Saturday, March 24, 2012

Dreaming of Big Sky Contry

It's been a day of dreaming with my eyes open. I'm feeling nostalgic for a place I've never been in this lifetime. Actually, I drove through Montana once, on a 2010 return to the east coast after a term I refer to as "my year out west." I don't count that brief encounter as an official visit, though the majestic scenery from the interstate at 70 miles-per-hour only solidified more firmly what I've felt since 1996 - I must go there. 

Montana started calling to me during my summer break from college between my sophomore and junior years. I had traveled the past two summers, to St. Croix and Germany, respectively, and I equally longed for more travel as much as the opportunity to spend time with friends on the beach near my home. Staying put also afforded me time to visit with my mom and brother; things I cherished. Early that summer I surfed the Internet and found a job posting to wait tables or sell merchandise at Glacier National Park on the website www.coolworks.com. (Remember, this was still early-days of Internet, dial-up and all. Email wasn't yet a common-place form of communication.) I didn't apply for the summer employment opportunity in Montana. I don't think I even talked to anyone about it, but the desire lingered in me.

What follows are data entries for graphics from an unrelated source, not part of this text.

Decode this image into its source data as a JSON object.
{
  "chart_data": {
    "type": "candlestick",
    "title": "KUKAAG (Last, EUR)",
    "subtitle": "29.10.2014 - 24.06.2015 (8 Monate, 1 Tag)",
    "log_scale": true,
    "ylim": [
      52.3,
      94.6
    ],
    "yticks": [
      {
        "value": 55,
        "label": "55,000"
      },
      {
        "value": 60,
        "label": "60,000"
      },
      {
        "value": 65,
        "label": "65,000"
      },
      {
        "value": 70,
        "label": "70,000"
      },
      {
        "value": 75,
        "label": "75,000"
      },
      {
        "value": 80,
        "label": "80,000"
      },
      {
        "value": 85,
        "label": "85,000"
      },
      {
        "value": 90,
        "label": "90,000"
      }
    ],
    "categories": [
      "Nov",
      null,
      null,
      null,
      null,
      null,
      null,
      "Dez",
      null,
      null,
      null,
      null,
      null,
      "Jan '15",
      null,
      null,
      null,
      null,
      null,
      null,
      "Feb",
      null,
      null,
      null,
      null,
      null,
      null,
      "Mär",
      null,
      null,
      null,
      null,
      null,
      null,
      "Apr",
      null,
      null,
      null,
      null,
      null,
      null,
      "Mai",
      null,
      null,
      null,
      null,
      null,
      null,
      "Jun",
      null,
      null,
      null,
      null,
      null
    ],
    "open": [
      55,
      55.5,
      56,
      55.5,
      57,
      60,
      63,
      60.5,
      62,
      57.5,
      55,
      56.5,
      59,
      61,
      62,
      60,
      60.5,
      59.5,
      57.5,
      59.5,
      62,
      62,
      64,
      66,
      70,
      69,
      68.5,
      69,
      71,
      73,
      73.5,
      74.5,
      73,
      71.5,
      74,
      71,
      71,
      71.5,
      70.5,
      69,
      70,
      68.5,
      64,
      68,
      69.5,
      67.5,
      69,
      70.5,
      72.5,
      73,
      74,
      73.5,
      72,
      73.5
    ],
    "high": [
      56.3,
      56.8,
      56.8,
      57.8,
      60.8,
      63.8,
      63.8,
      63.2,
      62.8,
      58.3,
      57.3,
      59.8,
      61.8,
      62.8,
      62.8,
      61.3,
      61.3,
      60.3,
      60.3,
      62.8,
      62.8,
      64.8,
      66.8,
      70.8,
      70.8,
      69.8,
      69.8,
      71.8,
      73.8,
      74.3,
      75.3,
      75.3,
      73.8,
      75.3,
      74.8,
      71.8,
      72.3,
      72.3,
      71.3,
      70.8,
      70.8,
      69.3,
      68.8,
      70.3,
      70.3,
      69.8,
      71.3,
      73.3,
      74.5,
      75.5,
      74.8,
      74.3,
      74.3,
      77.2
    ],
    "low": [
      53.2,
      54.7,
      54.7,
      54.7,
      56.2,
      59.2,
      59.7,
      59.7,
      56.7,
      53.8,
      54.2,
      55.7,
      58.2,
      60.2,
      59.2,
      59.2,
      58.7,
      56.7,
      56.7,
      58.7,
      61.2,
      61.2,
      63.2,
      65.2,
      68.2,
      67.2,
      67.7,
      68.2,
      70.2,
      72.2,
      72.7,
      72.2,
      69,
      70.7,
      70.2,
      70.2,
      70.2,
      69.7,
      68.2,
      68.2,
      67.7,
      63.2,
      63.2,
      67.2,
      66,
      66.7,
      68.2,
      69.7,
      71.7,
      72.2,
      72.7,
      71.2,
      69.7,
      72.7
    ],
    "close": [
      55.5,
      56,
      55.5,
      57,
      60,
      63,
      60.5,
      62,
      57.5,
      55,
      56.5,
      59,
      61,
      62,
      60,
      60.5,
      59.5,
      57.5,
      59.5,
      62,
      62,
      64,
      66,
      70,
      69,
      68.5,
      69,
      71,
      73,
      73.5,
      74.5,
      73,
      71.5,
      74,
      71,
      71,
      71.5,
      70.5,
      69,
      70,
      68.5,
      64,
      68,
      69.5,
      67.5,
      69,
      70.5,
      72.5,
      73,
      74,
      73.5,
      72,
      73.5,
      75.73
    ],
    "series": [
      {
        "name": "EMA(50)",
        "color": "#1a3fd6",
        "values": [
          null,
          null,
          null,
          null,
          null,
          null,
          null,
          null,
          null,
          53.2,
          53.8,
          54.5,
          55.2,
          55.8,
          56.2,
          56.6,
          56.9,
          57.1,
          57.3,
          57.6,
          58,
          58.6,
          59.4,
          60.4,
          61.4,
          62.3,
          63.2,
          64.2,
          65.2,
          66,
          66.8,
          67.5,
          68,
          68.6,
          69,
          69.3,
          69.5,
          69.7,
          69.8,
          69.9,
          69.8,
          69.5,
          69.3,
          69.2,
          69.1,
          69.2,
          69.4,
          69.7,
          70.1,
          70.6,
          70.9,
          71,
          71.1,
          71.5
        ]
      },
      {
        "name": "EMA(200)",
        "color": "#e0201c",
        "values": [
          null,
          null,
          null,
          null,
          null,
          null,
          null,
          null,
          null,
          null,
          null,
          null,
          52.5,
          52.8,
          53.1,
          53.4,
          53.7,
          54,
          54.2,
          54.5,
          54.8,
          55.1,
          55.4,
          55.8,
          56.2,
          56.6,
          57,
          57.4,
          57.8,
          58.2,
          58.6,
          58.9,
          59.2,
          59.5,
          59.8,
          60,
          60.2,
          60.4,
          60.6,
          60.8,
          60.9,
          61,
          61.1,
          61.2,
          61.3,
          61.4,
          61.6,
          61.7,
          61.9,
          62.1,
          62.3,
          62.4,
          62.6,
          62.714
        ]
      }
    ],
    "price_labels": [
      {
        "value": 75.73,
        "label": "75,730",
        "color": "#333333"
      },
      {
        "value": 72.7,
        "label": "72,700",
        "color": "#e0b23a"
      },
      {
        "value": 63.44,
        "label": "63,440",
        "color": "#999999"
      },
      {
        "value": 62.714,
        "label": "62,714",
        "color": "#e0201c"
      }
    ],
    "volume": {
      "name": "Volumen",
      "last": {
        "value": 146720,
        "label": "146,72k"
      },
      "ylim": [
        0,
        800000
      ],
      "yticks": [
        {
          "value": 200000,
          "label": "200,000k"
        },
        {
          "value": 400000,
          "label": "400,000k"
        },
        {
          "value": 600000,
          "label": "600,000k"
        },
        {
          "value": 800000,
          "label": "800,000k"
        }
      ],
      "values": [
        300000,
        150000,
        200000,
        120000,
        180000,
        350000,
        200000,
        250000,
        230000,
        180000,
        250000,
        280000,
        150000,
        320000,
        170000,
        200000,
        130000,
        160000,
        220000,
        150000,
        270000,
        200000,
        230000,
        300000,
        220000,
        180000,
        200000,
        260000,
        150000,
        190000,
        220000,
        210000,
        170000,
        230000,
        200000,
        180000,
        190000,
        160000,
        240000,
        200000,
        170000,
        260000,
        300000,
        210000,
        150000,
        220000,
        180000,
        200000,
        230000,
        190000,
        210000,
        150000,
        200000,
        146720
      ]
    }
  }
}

 I ended up waiting tables that summer in Charleston and swimming my fair share in the warm Atlantic waters of Folly Beach. It was a good summer, but in staying put I charged the mystic of a far away land, with big mountains,  snow capped peaks, high meadows, big sky, and the unknown.

Photo by Jon Sullivan
If I've had past lives I don't remember them, and I have a pretty healthy skepticism about whether our souls are reborn into new bodies in the first place. But, if I had a past life, I wonder if it was time spent pioneering the western frontier. What accounts for the nostalgia I feel for life on the open range?  Did I watch too many old westerns with my parents and grandparents? Or, does age impact our longing for "the way things were," because I don't remember gaining the emotionalism for the days-of-old until I was about 30. In any event, Montana has captured my imagination and my waking dreams. 

So as I talked out loud to myself today I questioned how I'll lay down the path to my dream. I asked:
When are you going to go? 
What form will it take? caretaking, hiking the Montana part of the CDT, biking, a travel writing gig, Glacier National Park
How will I do it?  
Will I learn to ride a horse while I'm there? 

As I asked the questions, they resonated in my gut like a singing bowl, a reverberation of excitement for the possibilities, for saying "yes" to opportunities, for the reality of organizing the longing into action, and all of that twinged with the aching unknown.

From 1996 to this day, there has been a magic hold on me that tingles when I think about Montana.

What long held dreams do you harbor?